5.4 In zijn beroepschrift gaat verweerder met name in op de door de raad aangenomen rancune. Naar het oordeel van het hof tevergeefs. Ter zitting van het hof is gebleken dat de verhouding tussen verweerder en zijn neef nog ernstig verstoord is en dat van enige toenadering niet is kunnen blijken. Dit aspect heeft de raad dan ook terecht in de beoordeling betrokken, waaraan niet kan afdoen of daadwerkelijk sprake is van rancune dan wel van agitatie, zoals verweerder aanvoert. Verweerders mening, dat zijn persoonlijke opvatting over klager (bedoeld is zijn neef) geen enkele invloed heeft op de rechtspositie van de huidige en voormalige cliënt, deelt het hof niet en wordt niet ondersteund door de feiten (het door de wet voorgeschreven overleg heeft niet plaatsgevonden en verweerder heeft daartoe ook geen initiatief genomen). De mening van verweerder is bovendien niet relevant omdat zijn neef een andere mening is toegedaan, welke, gelet op alle omstandigheden van de zaak, een gerechtvaardigd bezwaar oplevert.

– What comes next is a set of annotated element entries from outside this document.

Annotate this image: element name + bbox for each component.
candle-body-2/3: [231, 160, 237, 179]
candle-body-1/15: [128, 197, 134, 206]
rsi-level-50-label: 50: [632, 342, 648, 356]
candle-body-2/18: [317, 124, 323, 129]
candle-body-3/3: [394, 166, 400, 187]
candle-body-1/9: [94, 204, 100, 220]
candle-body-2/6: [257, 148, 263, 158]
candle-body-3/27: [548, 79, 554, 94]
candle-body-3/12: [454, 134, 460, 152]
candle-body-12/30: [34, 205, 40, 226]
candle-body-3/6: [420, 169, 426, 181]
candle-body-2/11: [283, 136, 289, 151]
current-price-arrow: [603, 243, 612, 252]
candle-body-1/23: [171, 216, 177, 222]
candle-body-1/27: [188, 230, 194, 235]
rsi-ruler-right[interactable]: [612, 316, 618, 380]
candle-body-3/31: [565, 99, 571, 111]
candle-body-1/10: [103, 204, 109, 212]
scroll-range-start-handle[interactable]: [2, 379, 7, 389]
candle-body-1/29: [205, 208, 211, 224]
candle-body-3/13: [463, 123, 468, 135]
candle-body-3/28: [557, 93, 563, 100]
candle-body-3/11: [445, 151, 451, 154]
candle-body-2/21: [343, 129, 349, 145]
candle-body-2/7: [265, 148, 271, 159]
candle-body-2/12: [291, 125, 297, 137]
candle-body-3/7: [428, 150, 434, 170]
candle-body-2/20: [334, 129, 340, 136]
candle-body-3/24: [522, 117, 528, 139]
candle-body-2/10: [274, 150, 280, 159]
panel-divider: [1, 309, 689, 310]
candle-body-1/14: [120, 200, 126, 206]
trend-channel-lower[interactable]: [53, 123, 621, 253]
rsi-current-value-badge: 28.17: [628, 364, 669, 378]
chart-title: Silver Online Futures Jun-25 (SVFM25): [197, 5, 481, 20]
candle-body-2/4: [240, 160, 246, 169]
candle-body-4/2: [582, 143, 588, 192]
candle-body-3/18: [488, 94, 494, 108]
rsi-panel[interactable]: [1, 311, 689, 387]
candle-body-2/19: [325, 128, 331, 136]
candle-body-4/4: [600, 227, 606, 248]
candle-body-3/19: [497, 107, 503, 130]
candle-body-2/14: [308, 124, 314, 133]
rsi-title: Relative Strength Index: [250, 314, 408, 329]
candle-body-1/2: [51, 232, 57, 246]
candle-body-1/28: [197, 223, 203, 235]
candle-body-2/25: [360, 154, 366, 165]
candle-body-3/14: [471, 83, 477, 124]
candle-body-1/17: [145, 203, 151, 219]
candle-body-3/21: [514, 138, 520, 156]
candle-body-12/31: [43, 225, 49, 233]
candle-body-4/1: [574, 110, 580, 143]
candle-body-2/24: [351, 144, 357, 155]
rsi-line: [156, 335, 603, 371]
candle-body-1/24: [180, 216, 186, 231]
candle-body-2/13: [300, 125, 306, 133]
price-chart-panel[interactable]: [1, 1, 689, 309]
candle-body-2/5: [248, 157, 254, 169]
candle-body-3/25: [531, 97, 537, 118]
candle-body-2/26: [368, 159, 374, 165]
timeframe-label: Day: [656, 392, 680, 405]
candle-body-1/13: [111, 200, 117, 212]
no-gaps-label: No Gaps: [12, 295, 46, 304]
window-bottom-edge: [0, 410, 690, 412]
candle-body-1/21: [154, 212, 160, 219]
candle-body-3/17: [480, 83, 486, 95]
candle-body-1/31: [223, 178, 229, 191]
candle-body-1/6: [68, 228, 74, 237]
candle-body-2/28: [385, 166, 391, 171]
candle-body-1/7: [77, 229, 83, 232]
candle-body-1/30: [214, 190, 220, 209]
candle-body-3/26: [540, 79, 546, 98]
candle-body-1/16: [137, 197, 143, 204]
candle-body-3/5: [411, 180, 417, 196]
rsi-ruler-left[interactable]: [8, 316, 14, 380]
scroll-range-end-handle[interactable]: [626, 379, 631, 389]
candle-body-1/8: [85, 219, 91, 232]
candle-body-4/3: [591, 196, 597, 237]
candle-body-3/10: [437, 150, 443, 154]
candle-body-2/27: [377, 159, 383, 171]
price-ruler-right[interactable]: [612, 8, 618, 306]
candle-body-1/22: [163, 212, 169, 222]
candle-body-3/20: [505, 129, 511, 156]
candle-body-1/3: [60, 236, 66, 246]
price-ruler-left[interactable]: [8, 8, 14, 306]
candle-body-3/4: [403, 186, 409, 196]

5.5 Het beroep op de vrije advocaatkeuze van zijn cliënt X leidt niet tot een ander oordeel. Het staat X vrij om een advocaat te kiezen; het staat verweerder evenwel niet vrij om voor X (of een andere cliënt) tegen zijn neef als advocaat op te treden. Het gaat bij toepassing van gedragsregel 7 om de eigen verantwoordelijkheid van de advocaat; niet de wens van de cliënt staat voorop, aldus ook de toelichting op deze gedragsregel.

5.6 Het ter zitting door verweerder gedane beroep op zijn beperkte bemoeienis met deze zaak vanwege een gezondheidsprobleem dat ertoe noopte een kantoorgenoot de diensten te doen uitvoeren, baat niet, reeds omdat gedragsregel 7 zich evenzeer uitstrekt tot de kantoorgenoten. Van een toereikend overleg als bedoeld in artikel 7:304 BW door de kantoorgenoten gevoerd overleg (dat de schijn van belangverstrengeling mogelijk had kunnen wegnemen) is het hof ook niet kunnen blijken.

5.7 De conclusie is dat de beslissing waarvan beroep in stand moet blijven.

 

  BESLISSING

Het Hof van Discipline:

 bekrachtigt de beslissing van de Raad van Discipline in het ressort

‘s-Hertogenbosch van 10 december 2012, onder nummer M 137 2012.

Aldus gewezen door mr. W.H.B. den Hartog Jager, voorzitter, mrs. A. Beker, T. Zuidema, W.F. van Zant en T.E. van der Spoel, leden, in tegenwoordigheid van mr. I.F. Schouwink, griffier, en in het openbaar uitgesproken op 20 januari 2014.